Made to Stick: Why Some Ideas Survive and Others Die by Chip and Dan Heath

by Chip and Dan Heath                                                     

This book is now over 2 years old but it is still well worth reading because it gives you some great ideas on how to make your ideas stick in other people’s minds and a simple framework to remember them by.

That framework is:

  • Simplicity – Strip your idea down to its essential core.
  • Unexpectedness – Provide surprise to engage people
  • Concreteness – Anchor the message in concrete examples or grounded metaphors.
  • Credibility – This does not have to be numbers or multiple research references. For example in the 1980 presidential debate Ronald Reagan instead of quoting numbers said: "Before you vote, ask yourself if you are better off today than you were four years ago". That was credible because it went straight to what people "knew" from the day to day experience.
  • Emotions – We need to tap into how people feel. That is not always clear. For example persuading teenager not to smoke may not work by showing them the consequences, because it is too far removed from their experience, but couch the message in a way that shows they are being duped and manipulated, and it could stimulate their anger and rebellious side.
  • Stories – People naturally communicate by and remember stories.

Which all adds up to SUCCESs which even the authors say is a little corny but it does stick in your mind.

The book goes through these principles one by one with great examples and handy tips.

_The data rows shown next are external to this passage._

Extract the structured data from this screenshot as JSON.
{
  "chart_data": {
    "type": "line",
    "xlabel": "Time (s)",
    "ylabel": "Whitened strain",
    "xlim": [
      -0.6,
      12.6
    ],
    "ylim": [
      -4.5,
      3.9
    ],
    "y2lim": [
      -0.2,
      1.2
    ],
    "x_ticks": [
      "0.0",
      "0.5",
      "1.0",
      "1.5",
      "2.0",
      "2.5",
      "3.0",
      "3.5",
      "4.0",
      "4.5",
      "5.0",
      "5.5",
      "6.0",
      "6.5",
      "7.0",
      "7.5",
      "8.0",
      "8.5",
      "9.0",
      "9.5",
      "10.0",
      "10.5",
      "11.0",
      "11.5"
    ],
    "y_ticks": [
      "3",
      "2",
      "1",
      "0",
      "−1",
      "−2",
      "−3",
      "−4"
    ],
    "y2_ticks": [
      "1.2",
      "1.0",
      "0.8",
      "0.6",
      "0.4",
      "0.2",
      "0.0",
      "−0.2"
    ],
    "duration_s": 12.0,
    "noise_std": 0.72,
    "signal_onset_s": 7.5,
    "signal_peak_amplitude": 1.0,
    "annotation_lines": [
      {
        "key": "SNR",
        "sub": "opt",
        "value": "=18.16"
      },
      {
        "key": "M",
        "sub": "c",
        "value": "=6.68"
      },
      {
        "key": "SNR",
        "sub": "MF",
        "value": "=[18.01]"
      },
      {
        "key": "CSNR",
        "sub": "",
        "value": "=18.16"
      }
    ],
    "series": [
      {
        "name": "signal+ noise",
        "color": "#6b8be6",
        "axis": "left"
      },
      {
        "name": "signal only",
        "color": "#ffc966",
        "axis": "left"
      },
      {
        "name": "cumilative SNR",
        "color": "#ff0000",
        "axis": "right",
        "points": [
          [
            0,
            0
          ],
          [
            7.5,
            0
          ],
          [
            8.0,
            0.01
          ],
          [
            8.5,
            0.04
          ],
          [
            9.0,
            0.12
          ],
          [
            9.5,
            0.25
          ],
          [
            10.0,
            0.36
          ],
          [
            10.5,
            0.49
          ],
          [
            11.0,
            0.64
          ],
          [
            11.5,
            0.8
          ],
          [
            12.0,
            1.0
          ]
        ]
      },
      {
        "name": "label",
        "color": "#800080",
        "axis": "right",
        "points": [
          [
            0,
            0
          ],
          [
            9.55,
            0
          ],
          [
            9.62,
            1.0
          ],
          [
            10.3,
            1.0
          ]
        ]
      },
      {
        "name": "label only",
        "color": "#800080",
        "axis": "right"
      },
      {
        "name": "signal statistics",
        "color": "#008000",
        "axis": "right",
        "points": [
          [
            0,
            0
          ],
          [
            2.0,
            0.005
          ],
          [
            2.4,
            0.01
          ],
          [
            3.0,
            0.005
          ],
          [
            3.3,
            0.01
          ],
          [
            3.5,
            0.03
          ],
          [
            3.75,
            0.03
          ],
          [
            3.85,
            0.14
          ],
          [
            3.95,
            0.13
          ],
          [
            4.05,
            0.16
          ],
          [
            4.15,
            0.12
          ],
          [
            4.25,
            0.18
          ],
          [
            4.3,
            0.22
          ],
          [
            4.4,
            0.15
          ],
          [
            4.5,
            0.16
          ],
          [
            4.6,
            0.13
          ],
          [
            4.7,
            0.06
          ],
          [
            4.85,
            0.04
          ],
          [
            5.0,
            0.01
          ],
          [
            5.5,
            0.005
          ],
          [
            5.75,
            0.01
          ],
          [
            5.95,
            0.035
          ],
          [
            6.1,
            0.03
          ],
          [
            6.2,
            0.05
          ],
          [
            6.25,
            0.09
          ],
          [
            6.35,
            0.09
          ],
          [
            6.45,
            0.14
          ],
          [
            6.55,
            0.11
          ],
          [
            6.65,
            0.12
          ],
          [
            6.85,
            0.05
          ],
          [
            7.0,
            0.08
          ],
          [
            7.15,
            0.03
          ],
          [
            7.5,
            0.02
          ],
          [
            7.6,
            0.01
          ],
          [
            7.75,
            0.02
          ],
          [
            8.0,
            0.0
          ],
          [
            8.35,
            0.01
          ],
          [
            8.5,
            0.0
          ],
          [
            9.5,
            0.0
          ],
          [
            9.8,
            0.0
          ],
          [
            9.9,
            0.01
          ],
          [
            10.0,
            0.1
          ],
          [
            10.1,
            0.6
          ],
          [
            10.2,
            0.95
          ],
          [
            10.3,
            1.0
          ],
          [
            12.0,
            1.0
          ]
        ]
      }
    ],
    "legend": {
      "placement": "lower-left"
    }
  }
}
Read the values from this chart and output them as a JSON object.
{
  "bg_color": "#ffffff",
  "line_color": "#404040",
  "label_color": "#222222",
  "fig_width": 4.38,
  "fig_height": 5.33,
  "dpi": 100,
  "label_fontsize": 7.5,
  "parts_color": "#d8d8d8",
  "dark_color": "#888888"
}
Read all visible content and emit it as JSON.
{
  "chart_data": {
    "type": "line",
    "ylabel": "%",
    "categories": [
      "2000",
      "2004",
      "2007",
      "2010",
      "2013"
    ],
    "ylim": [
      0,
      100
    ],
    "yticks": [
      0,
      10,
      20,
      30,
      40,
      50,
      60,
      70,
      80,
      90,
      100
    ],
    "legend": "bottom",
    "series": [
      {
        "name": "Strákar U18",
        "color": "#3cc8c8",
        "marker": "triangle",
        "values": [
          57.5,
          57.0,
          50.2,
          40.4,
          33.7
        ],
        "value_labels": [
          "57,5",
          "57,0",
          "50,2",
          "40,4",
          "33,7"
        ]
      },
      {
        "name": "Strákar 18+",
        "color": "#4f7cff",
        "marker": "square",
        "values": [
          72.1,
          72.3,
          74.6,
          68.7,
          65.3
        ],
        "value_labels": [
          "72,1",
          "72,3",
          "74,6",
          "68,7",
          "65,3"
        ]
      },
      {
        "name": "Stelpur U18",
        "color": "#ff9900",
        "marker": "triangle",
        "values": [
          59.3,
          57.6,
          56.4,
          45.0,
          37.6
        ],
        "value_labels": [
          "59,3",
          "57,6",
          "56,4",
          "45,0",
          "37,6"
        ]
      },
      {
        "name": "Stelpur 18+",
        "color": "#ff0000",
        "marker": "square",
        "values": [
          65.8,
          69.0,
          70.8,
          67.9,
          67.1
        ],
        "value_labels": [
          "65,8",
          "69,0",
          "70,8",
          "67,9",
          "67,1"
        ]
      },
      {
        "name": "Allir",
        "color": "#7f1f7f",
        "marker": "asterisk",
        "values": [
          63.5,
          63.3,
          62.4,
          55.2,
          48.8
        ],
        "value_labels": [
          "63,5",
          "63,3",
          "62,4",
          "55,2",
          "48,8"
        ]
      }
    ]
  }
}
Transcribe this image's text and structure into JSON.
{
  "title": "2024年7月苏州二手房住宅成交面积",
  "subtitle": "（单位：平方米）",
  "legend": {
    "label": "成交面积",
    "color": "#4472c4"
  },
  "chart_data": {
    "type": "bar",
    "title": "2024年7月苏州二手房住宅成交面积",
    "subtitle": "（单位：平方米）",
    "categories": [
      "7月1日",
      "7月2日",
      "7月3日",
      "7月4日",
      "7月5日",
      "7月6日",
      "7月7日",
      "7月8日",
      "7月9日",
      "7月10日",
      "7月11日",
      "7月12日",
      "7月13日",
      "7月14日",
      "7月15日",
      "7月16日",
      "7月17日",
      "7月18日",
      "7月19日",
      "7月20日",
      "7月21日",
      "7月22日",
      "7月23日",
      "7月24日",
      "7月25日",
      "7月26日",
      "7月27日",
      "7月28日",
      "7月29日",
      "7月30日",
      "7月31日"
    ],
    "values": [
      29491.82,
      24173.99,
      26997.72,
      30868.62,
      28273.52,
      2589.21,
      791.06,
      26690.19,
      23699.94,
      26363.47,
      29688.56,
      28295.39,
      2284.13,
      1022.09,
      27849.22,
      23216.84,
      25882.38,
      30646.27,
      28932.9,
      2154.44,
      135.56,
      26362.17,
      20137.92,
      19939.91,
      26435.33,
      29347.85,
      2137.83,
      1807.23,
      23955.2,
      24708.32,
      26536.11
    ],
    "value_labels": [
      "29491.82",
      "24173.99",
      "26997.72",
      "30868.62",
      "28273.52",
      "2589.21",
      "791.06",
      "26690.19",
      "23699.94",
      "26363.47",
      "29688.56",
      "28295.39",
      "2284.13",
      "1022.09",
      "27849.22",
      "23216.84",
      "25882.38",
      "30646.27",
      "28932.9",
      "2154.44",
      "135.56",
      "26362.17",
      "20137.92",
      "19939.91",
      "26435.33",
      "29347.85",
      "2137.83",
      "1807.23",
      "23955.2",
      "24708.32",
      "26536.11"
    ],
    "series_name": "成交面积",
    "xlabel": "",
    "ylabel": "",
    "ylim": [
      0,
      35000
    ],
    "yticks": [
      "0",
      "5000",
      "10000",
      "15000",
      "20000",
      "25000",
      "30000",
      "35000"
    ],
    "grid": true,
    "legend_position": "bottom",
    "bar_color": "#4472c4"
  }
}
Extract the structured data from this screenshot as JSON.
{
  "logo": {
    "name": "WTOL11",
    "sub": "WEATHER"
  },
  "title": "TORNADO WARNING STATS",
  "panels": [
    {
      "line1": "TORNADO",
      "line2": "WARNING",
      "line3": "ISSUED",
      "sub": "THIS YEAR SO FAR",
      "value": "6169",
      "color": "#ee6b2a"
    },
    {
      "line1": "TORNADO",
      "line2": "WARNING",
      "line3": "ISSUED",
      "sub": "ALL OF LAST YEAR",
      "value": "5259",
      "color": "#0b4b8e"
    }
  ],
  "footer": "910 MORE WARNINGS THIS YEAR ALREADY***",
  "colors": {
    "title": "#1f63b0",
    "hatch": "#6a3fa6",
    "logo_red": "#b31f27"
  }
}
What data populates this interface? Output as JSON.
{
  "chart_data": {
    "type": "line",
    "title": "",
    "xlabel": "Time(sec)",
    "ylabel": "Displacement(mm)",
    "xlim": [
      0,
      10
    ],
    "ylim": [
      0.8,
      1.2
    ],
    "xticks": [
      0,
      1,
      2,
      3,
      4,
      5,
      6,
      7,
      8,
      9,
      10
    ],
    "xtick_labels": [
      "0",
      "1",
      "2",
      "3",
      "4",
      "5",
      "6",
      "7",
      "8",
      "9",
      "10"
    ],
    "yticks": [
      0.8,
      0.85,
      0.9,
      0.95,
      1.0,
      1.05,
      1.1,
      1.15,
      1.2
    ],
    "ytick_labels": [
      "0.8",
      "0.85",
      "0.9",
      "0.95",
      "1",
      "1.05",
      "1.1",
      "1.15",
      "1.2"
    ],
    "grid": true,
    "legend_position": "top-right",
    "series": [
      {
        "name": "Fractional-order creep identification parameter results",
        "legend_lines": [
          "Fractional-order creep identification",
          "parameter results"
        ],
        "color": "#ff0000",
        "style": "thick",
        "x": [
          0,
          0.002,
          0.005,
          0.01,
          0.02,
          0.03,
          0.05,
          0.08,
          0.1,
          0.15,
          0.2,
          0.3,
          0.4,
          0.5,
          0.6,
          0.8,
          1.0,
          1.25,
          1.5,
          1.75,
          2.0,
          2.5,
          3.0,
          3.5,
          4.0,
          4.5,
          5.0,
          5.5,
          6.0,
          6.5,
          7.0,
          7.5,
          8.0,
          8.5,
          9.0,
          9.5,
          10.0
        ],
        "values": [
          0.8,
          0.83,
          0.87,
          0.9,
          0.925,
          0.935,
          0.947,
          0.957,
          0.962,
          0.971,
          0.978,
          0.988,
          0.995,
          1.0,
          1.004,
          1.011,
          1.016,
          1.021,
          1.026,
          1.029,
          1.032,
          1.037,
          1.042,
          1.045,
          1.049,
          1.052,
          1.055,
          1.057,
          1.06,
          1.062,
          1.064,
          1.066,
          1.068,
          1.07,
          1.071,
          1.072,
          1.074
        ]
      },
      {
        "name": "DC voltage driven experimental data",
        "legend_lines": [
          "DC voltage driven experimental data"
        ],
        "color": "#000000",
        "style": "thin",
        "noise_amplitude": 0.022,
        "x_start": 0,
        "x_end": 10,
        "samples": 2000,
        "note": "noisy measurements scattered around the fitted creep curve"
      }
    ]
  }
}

The two that stood out for me are:

  • Simplicity is really hard and it involves stripping away until what is left is the core. For someone who has been taught to deal in facts, evidence and numbers this can be really difficult. In the end it is about design and elegance.
  • The Curse of Knowledge. When trying to communicate an idea we are cursed by the fact we know and understand the idea which makes it difficult for us to envisage telling it to people who do not. As an example the authors use the a study that looked at people tapping out a song on a hard surface and others who had to listen to the tapping and try to guess the song (p19). This is hard to do and only 3 songs out of 120 were guessed correctly. However before the guessing occurred the tappers were asked to predict how many would be guessed correctly and they predicted 50%. It urns out the tappers could "hear" the song in their heads and could not come to terms with the fact that the listeners could not. This is a great message to remember when trying to communicate a message.

I would strongly recommend people read this book if they are in the business of communicating ideas, giving presentations or conference speeches, or simply want to lead people better.